JSON stand for JavaScript Object Notation. It came after XML and was meant to streamline many data transportation issues at the time. It is now the common standard amongst data transfers on the web and has numerous parsing packages for numerous languages (including Python)!

    import json
    f = open('nyc_2001_campaign_finance.json')
    data = json.load(f)
    #root data type
    type(data)
    #Navigate to the 'data' key and find data type
    type(data['data'])
    #Preview the first entry
    data['data'][0]
    #Preview the Entry under meta -> view -> columns
    data['meta']['view']['columns']
    #Create a DataFrame from your json data
    df = pd.DataFrame(data['data'])
    cols = [i['name'] for i in data['meta']['view']['columns']]
    df.columns = cols
    df.head()
    
#### Reading a JSON schema

https://developer.nytimes.com/article_search_v2.json#/Documentation/GET/articlesearch.json

##### Loading Specific Data
    docs = data['response']['docs']
    print(type(docs), len(docs))
    for doc in docs:
        print(doc['headline']['main'])
        print('\n')

##### Breaking out nested data in a loaded json dataframe
    keys = df.headline.iloc[0].keys() #Get dictionary keys
    #Keep track of columns we make for subsequent preview
    new_cols = []
    #Create a new feature for each of these keys
    for key in keys:
        new_col = 'headline_{}'.format(key) #Create new column name
        df[new_col] = df.headline.map(lambda x: x[key]) #Create a new column
        new_cols.append(new_col)
    df[new_cols].head()
    
##### Outputing to JSON
    with open('output.json', 'w') as f:
        json.dump(data, f)

## XML

##### element tree for parsing xml files
https://docs.python.org/3.6/library/xml.etree.elementtree.html#module-xml.etree.ElementTree

XML stands for 'Extensible Markup Language'. You may note the acronym's similarity to HTML; HyperText Markup Language.
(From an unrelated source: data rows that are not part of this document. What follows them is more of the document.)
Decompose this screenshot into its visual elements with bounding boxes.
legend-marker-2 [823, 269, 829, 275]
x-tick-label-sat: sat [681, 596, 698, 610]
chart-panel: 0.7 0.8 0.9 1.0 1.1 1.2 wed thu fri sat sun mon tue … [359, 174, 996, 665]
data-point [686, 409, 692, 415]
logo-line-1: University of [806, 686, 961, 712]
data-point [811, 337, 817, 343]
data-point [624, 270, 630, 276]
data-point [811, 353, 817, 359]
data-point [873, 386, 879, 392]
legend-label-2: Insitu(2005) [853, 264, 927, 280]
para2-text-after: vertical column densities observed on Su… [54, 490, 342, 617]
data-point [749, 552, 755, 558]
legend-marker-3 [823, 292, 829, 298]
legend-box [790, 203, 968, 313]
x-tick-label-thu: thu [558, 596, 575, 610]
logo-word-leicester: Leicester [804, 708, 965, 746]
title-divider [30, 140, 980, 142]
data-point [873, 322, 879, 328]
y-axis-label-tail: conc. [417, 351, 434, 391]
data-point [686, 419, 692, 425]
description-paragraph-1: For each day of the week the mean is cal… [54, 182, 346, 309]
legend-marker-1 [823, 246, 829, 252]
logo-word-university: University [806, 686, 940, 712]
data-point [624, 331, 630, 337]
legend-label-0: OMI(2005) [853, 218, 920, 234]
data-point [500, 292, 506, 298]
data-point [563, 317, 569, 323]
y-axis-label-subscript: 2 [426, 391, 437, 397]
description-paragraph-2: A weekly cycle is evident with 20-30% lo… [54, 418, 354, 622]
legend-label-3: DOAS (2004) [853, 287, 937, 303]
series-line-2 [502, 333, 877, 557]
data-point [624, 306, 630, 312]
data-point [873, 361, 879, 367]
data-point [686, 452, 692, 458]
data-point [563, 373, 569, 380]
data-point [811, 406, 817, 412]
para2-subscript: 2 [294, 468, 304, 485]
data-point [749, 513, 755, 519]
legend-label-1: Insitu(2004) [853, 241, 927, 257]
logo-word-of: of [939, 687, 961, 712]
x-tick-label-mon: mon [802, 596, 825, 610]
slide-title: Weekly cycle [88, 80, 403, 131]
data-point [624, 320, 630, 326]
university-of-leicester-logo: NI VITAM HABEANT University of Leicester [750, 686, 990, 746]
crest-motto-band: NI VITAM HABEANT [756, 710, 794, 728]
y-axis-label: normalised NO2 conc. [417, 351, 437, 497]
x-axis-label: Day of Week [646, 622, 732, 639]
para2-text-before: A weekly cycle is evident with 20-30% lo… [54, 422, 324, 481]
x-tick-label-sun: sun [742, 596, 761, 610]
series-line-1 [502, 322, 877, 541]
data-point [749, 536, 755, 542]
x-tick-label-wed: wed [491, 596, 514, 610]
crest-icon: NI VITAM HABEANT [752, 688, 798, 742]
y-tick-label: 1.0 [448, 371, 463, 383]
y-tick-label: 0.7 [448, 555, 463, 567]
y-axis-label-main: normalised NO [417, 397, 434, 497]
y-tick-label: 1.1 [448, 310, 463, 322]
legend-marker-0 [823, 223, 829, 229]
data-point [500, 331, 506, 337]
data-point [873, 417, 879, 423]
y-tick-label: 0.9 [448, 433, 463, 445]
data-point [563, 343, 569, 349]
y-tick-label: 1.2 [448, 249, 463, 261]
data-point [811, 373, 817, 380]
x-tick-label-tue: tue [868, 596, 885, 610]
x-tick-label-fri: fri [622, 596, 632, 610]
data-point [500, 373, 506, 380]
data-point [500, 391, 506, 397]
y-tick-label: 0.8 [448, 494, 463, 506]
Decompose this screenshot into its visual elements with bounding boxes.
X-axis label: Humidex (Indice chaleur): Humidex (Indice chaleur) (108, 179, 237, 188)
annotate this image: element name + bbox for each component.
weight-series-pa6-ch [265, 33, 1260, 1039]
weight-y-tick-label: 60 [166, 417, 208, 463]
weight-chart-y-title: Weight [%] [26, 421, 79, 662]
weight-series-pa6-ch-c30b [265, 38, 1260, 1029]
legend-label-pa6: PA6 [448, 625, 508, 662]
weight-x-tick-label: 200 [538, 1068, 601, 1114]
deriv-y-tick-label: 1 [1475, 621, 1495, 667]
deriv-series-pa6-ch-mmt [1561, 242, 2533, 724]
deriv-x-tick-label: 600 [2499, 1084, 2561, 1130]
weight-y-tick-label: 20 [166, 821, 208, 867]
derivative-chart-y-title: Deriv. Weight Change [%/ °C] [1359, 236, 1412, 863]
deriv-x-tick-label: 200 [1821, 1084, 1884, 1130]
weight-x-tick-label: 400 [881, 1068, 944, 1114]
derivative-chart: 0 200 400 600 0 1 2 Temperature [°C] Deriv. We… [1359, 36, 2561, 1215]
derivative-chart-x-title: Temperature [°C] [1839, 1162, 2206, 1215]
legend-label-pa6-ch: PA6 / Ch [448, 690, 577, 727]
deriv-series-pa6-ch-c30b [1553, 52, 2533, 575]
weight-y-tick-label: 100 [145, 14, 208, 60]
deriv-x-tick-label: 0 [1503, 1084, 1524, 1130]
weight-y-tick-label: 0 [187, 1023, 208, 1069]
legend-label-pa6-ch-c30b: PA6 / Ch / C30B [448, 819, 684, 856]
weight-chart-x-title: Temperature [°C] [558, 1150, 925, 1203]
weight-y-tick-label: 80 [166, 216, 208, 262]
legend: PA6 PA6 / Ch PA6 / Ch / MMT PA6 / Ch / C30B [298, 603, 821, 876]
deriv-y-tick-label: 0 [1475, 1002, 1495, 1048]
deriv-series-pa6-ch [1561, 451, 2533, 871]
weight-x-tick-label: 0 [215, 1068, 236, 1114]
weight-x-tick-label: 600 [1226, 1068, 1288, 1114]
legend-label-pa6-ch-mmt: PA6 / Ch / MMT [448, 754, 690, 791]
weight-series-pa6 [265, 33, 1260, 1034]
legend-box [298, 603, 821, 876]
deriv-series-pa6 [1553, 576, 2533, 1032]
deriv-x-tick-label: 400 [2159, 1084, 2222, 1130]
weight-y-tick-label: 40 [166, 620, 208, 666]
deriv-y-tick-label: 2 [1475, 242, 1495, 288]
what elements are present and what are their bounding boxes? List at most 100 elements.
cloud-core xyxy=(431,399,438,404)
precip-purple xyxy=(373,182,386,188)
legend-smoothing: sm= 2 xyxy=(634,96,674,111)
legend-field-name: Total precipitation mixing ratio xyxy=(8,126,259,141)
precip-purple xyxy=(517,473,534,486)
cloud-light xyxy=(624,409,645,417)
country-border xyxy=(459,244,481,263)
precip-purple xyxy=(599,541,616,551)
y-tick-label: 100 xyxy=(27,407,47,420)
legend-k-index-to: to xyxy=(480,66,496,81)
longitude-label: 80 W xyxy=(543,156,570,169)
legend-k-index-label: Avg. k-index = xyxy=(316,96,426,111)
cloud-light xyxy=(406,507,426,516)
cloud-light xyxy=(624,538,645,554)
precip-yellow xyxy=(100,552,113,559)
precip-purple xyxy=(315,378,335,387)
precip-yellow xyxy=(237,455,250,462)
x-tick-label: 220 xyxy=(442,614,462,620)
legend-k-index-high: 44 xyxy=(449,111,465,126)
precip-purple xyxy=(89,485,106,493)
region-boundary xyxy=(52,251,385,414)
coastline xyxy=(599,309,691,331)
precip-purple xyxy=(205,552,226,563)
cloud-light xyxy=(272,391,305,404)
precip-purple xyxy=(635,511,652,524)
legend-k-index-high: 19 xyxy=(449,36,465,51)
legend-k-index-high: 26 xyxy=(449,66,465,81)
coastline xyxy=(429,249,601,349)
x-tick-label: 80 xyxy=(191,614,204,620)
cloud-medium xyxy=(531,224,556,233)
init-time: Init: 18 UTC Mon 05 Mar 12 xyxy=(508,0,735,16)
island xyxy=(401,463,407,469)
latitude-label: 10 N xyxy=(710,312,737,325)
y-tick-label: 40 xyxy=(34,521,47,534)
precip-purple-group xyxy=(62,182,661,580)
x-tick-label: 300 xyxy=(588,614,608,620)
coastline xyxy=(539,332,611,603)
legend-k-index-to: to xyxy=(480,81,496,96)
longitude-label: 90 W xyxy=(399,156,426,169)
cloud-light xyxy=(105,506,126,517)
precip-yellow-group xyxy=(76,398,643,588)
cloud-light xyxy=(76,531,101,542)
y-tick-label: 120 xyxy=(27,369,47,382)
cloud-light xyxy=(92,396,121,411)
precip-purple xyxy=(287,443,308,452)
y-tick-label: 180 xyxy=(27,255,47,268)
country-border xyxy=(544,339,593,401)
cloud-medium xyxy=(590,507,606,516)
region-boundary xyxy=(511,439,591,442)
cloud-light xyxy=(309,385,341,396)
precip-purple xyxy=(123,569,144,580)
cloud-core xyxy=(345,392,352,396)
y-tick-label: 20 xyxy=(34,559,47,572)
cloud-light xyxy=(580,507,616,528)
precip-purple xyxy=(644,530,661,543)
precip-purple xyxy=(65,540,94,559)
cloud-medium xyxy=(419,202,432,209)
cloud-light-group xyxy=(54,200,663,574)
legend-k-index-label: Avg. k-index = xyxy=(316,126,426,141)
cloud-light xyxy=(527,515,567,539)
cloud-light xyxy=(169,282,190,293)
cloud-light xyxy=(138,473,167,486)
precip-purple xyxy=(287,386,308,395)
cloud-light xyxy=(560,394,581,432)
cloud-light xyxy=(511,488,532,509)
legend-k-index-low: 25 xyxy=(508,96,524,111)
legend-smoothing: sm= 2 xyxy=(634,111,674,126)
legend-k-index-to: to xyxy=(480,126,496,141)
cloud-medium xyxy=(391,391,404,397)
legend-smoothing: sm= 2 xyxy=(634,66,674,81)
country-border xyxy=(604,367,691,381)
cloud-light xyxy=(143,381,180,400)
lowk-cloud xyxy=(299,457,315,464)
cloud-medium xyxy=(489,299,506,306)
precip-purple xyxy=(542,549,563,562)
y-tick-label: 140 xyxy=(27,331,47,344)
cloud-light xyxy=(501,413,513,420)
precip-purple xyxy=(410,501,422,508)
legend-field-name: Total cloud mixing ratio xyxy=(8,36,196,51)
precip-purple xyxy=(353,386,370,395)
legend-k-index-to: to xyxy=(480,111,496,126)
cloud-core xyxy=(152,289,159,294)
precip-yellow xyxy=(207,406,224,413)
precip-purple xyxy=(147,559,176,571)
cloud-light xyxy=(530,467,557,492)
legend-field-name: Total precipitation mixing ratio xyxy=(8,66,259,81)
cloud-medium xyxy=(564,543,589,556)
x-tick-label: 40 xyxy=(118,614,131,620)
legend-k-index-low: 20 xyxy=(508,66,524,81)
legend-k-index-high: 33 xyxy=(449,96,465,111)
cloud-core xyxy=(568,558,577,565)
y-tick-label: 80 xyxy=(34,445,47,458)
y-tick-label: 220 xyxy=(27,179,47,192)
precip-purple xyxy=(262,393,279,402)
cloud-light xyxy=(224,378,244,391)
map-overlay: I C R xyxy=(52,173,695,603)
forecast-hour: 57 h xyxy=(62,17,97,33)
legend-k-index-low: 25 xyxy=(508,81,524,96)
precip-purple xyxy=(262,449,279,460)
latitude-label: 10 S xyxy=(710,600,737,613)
While HTML tells us how to display a page, XML is used to store the data and content of the page itself. Like HTML, xml uses tags to seperate and organize data in a hierarchical manner.

    import xml.etree.ElementTree as ET
    #Create an XML tree and retrieve the root tag
    tree = ET.parse('nyc_2001_campaign_finance.xml')
    root = tree.getroot()
    #direct descendents of the root tag
    count = 0 
    for child in root:
        count += 1
    print(count)
    #different types of tags are there within the entire XML file
    tags = []
    for element in root.iter():
        tags.append(element.tag)
    print(len(set(tags)))
    #Create a DataFrame listing the number of each type of tag
    import pandas as pd
    tags = {}
    for element in root.iter():
        tags[element.tag] = tags.get(element.tag, 0) + 1
    df = pd.DataFrame.from_dict(tags, orient='index')
    df.columns = ['count']
    df = df.sort_values(by='count', ascending=False)
    df.head()